文:餅子[主編專欄]
每次談到堂吉訶德,我都會不自然的想到魯迅筆下的阿Q,其實兩者完全沒有可比性,也許在我潛意識中,與兩者相連的是魯迅那句關於悲劇與喜劇的話吧,魯迅曾經說過:悲劇就是把人間最有價值的東西撕毀給人看(大意)。大家好像對這一句印象最深刻,但其實還有後一句,那就是:喜劇是把人間最沒有價值的東西撕毀給人看。同樣是撕毀,結果又有何區別?
《堂吉訶德》這本書在西方被人議論的熱衷程度,不亞於我們議論《紅樓夢》,不管你曾經讀沒讀過這本書,但你一定要知道有這樣一個人,在我們眼中被看似是「傻X」的堂吉訶德,他自不量力的大戰風車,在踐履「騎士道」的徵途上演繹一場場啼笑皆非的故事。在我們看來這一幕幕的喜劇,套上我們今天的評判標準,傻這個字是最合適不過了。
但這種評判背後到底有沒有問題?我曾在之前文章中質疑過的「高情商」背後是否有虛偽的存在?那堂吉訶德的「傻」背後是否有完全與之截然相反的精神在裡面?堂吉訶德身上這些傻的成分被作者一點點的撕毀,也就是這些被作者撕毀的東西,在我們看來是最沒有價值的東西,誰還認為「傻」是有價值的?他不像悲劇是把有價值的東西損毀,我們會伴隨著眼淚,而這種沒有價值的東西,只會給我們帶來歡笑。
所有撕毀之後出來的悲喜,都有哪些更深刻的東西,悲劇的《紅樓夢》我們看到撕毀的是那種自我意識和博愛的情感,我們哭的是這種自我和博愛被撕毀的悲痛,然而喜劇的《堂吉訶德》我們看到撕毀這種無價值的背後,卻是一種除暴安良的信念,是一個從來不考慮個人利益得失的堂吉訶德精神,我們在笑,笑的卻恰恰是自己沒有了這些精神。
我們一直在認為堂吉訶德犯了一個時代錯誤,就像我們的穿越劇一般,清朝遺老,被送到今天的時代空間,會出現兩種價值截然相反的矛盾衝突,這種衝突引發的故事,在可笑的同時也是可悲的。

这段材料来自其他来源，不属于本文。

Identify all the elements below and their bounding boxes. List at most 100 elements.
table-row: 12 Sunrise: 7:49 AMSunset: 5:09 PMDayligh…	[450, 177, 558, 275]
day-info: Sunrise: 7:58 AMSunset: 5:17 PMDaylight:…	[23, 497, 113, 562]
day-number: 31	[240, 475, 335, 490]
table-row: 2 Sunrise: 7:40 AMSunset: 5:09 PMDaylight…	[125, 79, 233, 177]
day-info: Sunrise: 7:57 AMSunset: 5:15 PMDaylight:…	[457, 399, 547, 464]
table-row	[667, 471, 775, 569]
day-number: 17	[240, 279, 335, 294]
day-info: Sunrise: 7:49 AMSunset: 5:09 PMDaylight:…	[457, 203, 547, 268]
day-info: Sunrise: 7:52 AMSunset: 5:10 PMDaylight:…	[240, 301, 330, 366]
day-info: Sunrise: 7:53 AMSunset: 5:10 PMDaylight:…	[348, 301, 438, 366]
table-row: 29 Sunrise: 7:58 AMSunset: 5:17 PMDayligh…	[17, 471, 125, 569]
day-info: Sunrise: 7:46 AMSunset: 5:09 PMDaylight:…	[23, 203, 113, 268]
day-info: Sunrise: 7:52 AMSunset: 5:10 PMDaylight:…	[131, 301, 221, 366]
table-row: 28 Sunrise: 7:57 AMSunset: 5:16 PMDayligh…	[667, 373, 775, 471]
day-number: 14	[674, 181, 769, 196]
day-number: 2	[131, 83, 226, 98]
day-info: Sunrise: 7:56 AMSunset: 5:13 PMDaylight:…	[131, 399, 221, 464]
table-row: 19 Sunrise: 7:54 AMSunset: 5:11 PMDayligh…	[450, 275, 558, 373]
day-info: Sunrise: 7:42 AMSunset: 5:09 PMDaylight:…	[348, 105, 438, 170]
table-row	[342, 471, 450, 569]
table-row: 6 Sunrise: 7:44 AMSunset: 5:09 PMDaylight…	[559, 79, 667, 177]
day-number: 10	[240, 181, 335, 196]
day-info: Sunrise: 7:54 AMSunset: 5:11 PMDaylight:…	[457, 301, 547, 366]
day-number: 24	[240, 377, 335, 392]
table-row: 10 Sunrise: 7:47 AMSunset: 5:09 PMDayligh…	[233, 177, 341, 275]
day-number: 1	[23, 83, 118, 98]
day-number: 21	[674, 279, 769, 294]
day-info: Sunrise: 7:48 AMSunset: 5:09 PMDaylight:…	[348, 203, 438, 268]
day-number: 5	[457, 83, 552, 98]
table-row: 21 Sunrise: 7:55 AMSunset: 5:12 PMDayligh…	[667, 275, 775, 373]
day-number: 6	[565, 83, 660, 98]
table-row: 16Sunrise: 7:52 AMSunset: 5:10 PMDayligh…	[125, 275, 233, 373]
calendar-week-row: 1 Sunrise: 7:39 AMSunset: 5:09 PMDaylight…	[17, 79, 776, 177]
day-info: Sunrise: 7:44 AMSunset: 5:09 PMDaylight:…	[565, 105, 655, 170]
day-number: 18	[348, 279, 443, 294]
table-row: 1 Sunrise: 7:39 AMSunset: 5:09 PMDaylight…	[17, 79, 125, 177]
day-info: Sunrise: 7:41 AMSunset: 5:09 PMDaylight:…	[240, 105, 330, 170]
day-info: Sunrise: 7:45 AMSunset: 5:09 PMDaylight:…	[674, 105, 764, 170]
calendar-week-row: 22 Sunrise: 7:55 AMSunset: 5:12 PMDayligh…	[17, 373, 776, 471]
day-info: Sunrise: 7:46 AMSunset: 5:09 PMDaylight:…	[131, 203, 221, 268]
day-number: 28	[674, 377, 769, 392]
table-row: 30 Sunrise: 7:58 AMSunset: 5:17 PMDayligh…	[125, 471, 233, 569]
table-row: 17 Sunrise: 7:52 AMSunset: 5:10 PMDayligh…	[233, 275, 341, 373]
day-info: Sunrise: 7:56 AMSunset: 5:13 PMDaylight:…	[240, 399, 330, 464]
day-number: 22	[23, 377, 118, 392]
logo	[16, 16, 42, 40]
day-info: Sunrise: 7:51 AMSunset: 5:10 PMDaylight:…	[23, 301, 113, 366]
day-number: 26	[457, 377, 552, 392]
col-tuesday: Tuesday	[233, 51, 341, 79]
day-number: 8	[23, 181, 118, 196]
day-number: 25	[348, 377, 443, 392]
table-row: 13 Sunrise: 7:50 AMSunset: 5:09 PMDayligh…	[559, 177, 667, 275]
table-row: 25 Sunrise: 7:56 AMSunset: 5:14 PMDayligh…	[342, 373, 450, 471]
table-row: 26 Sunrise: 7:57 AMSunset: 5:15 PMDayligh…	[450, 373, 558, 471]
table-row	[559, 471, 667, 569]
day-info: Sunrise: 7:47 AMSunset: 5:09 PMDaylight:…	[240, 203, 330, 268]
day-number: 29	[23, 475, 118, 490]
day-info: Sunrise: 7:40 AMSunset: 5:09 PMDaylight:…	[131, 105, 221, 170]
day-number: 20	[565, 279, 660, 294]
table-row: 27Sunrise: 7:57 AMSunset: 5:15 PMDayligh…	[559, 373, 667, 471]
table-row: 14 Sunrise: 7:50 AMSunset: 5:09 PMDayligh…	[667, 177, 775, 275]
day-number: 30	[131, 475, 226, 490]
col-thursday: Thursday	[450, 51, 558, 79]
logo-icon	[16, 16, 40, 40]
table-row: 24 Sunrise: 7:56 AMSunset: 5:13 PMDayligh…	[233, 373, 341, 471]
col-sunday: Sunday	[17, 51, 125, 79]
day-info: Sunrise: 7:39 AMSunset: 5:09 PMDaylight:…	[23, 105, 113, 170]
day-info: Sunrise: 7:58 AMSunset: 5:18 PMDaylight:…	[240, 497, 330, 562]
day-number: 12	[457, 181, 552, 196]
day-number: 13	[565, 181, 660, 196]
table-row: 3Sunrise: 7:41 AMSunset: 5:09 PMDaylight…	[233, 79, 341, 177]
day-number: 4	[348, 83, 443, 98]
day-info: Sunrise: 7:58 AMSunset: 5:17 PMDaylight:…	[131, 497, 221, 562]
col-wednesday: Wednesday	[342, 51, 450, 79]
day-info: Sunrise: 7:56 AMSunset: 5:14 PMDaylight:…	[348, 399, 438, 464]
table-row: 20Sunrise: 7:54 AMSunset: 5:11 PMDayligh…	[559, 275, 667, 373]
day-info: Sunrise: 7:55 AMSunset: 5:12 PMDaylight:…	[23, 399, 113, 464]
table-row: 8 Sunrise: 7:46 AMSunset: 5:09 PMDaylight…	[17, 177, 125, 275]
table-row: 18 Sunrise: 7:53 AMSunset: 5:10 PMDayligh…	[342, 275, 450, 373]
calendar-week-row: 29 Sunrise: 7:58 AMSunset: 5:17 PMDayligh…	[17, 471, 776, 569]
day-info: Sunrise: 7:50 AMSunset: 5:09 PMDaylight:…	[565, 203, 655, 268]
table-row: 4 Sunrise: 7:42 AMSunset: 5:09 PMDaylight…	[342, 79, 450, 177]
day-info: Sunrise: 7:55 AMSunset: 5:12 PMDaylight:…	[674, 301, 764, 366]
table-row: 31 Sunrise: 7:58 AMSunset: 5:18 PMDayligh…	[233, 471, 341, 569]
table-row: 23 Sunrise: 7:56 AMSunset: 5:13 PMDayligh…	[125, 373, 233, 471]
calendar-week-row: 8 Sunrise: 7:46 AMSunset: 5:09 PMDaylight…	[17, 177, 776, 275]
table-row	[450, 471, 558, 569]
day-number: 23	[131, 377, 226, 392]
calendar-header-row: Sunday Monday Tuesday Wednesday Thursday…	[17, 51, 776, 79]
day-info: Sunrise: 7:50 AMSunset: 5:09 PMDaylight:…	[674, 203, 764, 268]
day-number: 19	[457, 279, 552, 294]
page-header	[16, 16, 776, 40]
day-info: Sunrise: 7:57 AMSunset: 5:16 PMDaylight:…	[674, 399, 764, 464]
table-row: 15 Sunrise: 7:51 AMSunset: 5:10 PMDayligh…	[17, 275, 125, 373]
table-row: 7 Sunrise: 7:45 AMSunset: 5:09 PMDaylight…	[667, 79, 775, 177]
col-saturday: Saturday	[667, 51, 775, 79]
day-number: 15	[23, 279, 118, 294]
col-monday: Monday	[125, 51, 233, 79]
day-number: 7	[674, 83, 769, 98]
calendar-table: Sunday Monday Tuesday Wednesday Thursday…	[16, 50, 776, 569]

昆德拉在評價我們讀堂吉訶德的時候,一針見血的指出,我們讀的時候總會以一種,要不是以理性對理想主義的批判,要不是對理想主義的歌頌,也就是說你對堂吉訶德的評價,不管是正反的立場,都帶有道德的價值來衡量,這種帶價值的判斷往往都是不能真正認識一本名著的內心。
曾以為悲劇最能發人深省,我們往往忽視了喜劇的嘲笑,這種嘲笑卻往往會讓上帝發笑,笑我們人類自己嘲笑自己的嘲笑?還記得我開篇說的阿Q,當我們笑阿Q的時候,我們笑的是他那不可理喻的劣根性,而當我們嘲笑堂吉訶德的時候,卻是在嘲笑自己,這就是《堂吉訶德》的偉大之處。